| 鳥越 |
やっぱり、あまりにも
奉りあげられて偉くなってしまった、とか、
頂点にずっと祭り上げられてきた人間というのは、
なかなか難しいですね。 |
| 糸井 |
大きい問題ですよね。
権力が権力を取り返すというのはいつでもある。
この間の野田秀樹の芝居もそういうテーマでした。
前の権力をひっくり返した奴らが、
また必ず権力志向のパターンに陥る。

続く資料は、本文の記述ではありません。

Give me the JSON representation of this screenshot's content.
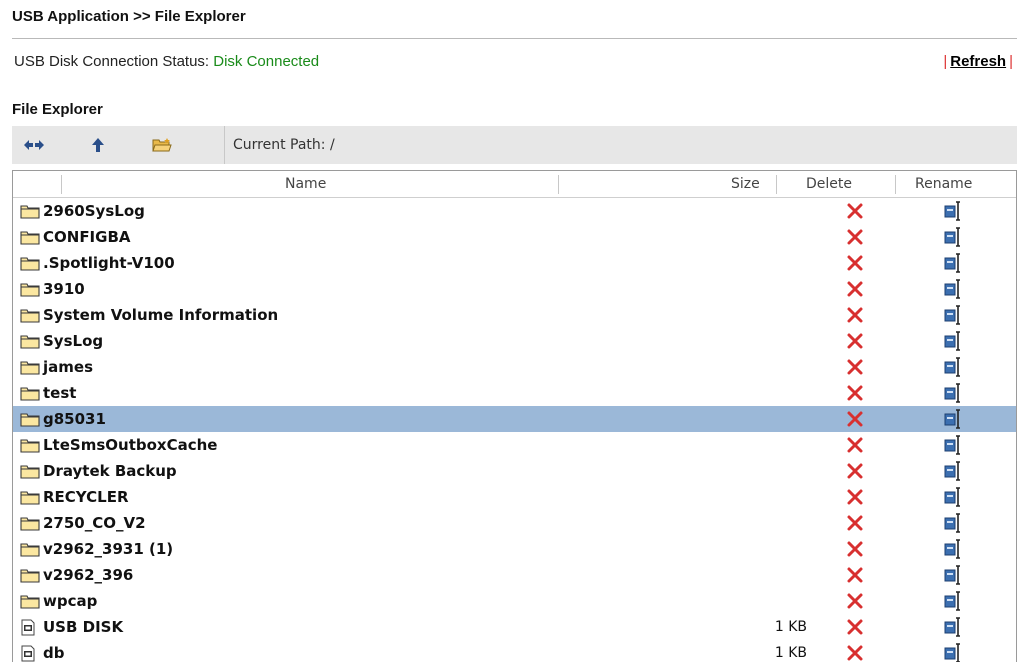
{
  "page": {
    "title": "USB Application >> File Explorer",
    "status_label": "USB Disk Connection Status: ",
    "status_value": "Disk Connected",
    "refresh_label": "Refresh",
    "section_title": "File Explorer"
  },
  "toolbar": {
    "buttons": [
      {
        "icon": "swap-arrows-icon"
      },
      {
        "icon": "up-arrow-icon"
      },
      {
        "icon": "new-folder-icon"
      }
    ],
    "current_path": "Current Path: /"
  },
  "list": {
    "columns": {
      "name": "Name",
      "size": "Size",
      "delete": "Delete",
      "rename": "Rename"
    },
    "selected": "g85031",
    "items": [
      {
        "name": "2960SysLog",
        "type": "folder",
        "size": ""
      },
      {
        "name": "CONFIGBA",
        "type": "folder",
        "size": ""
      },
      {
        "name": ".Spotlight-V100",
        "type": "folder",
        "size": ""
      },
      {
        "name": "3910",
        "type": "folder",
        "size": ""
      },
      {
        "name": "System Volume Information",
        "type": "folder",
        "size": ""
      },
      {
        "name": "SysLog",
        "type": "folder",
        "size": ""
      },
      {
        "name": "james",
        "type": "folder",
        "size": ""
      },
      {
        "name": "test",
        "type": "folder",
        "size": ""
      },
      {
        "name": "g85031",
        "type": "folder",
        "size": ""
      },
      {
        "name": "LteSmsOutboxCache",
        "type": "folder",
        "size": ""
      },
      {
        "name": "Draytek Backup",
        "type": "folder",
        "size": ""
      },
      {
        "name": "RECYCLER",
        "type": "folder",
        "size": ""
      },
      {
        "name": "2750_CO_V2",
        "type": "folder",
        "size": ""
      },
      {
        "name": "v2962_3931 (1)",
        "type": "folder",
        "size": ""
      },
      {
        "name": "v2962_396",
        "type": "folder",
        "size": ""
      },
      {
        "name": "wpcap",
        "type": "folder",
        "size": ""
      },
      {
        "name": "USB DISK",
        "type": "file",
        "size": "1 KB"
      },
      {
        "name": "db",
        "type": "file",
        "size": "1 KB"
      }
    ]
  },
  "colors": {
    "status_ok": "#1a8b1a",
    "selected_row": "#9bb8d8",
    "delete_x": "#d83030",
    "toolbar_bg": "#e7e7e7"
  }
}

そこで、
「そうじゃない生き方って何だろう?」
というようなことを野田くんが表現しているんですが、
彼は実践的に集団を作って何かをしているので、
そこらへんでものを言いたいんだろうな、と思う。 |
| 鳥越 |
ぼくは基本的に、新聞社にいた時にも、
局長というのには、なりたくなかったんです。
・・・まあ、なれる保証もなかったけど、
でも、局長は、見ていてつまらなそうだった。
彼ら、楽しんでいないんですよ。
・・・とってもつらそうにしている。
予算がどうだとか、人事がどうだとか、
それはそれで必要なことなんだけど、
楽しんでないというのが、もう明らかにあって、
「そういうのをするために生きていないから、
常に動いているニュースの現場にいたいなあ」
とぼくはその時に思いました。
で、これ以上はできないなあと思って、
雑誌の編集長という時点で会社を辞めることにした。
たまたまテレビから誘いあった時には、
キャスターがどんなことをやるものなのかが、
まったくわからなかったんですけどね。
「現場に出て、取材ができますよ」
「ああ、取材できるならやります」
というだけで、やることに決めました。
その選択は、ぼくには正解だったと思います。
ぼくにとって、何をしたいのかを
ずっと問いつめていくと、おそらく
最終的に突き当たるのは好奇心だけなんです。
いろいろなものをぜんぶ脱ぎ捨てた時に、
「何か知りたい、何だろう?これは」
という気持ちが残るんです。
これは死ぬまで抜けないんだろうと思う。 |
| 糸井 |
好奇心に身をゆだねるためには、その時々に
自分の中にいっぱいにあるコップの水を捨てて、
次のジュースをもらうみたいなことを、
鳥越さんは、平気でできますよね? |
| 鳥越 |
それをしないと、次のことができないから。
ここにたまっている前の財産を捨てるのを
「もったいないなあ」と思ったらできないですね。 |
| 糸井 |
だから、去年の末に
鳥越さんにはじめて会った時、おもしろかった。
納得しさえすれば変わる準備は持っているけど、
でも、納得できるまでは吟味したいという気持ちが
すごく見えるから、ぼくへのインタビューでも、
聞く時には寄り添いつつも、
「ぜんぶ本当のことを言わないと、勘弁しないよ」
みたいなところが、きちんとありましたから。
それ以前に、鳥越さんのことを
よく知っていたわけではないんだけど、
でも、この人がやみくもに対決をしに来ている、
というわけではないのが、よくわかったんです。
相手との話し方が、ぼくも
鳥越さんと近いかもしれないけど、
もう、裸に近くなるしかないじゃないですか。
話していてぼくが自分の殻を一枚脱ぐと、
鳥越さんもそこで一枚ずつ脱いで話を継ぐ。
だから、対談をしていると、
話す前にまとっていた殻の服が、
目の前に山のようになっていくんです。
最後には、風呂場で話しているみたいな雰囲気で。
あのインタビューは短い時間だったけれど、
あれですごく鳥越さんが身近になったんです。
「ああ、人は会わなきゃだめだなあ」
と、その時にぼくは、改めて思いました。 |
| 鳥越 |
ぼくも本当にそう思う。
糸井さんのところへの取材には、
期待して行ったわけではないのに、
行ってみたら、その後はもう、
今日こうして話すようなことになっているわけで、
こういう出会いは、やはりおもしろいですよね。
ぼくには、まったく予期せぬ出来事だもん。
インターネットでホームページに原稿を書くなんて、
糸井さんと話す瞬間まで、考えたこともなかった。
雑誌にエッセイを書くことはしているんだけど。 |
| 糸井 |
それは、原稿料出ますし(笑)。 |
| 鳥越 |
だけど、そういう原稿は、
「つらいなあ、ああ、締め切りか」
とか思いながら書いてるわけですよね。
「ぼぼ日」の場合にも、例えばお酒を飲んだ時に
つらいなあというのは確かにあるけど(笑)、
本当のことを言うと、楽しんで書いてるんです。
楽しみがないと続けられないと思いますし。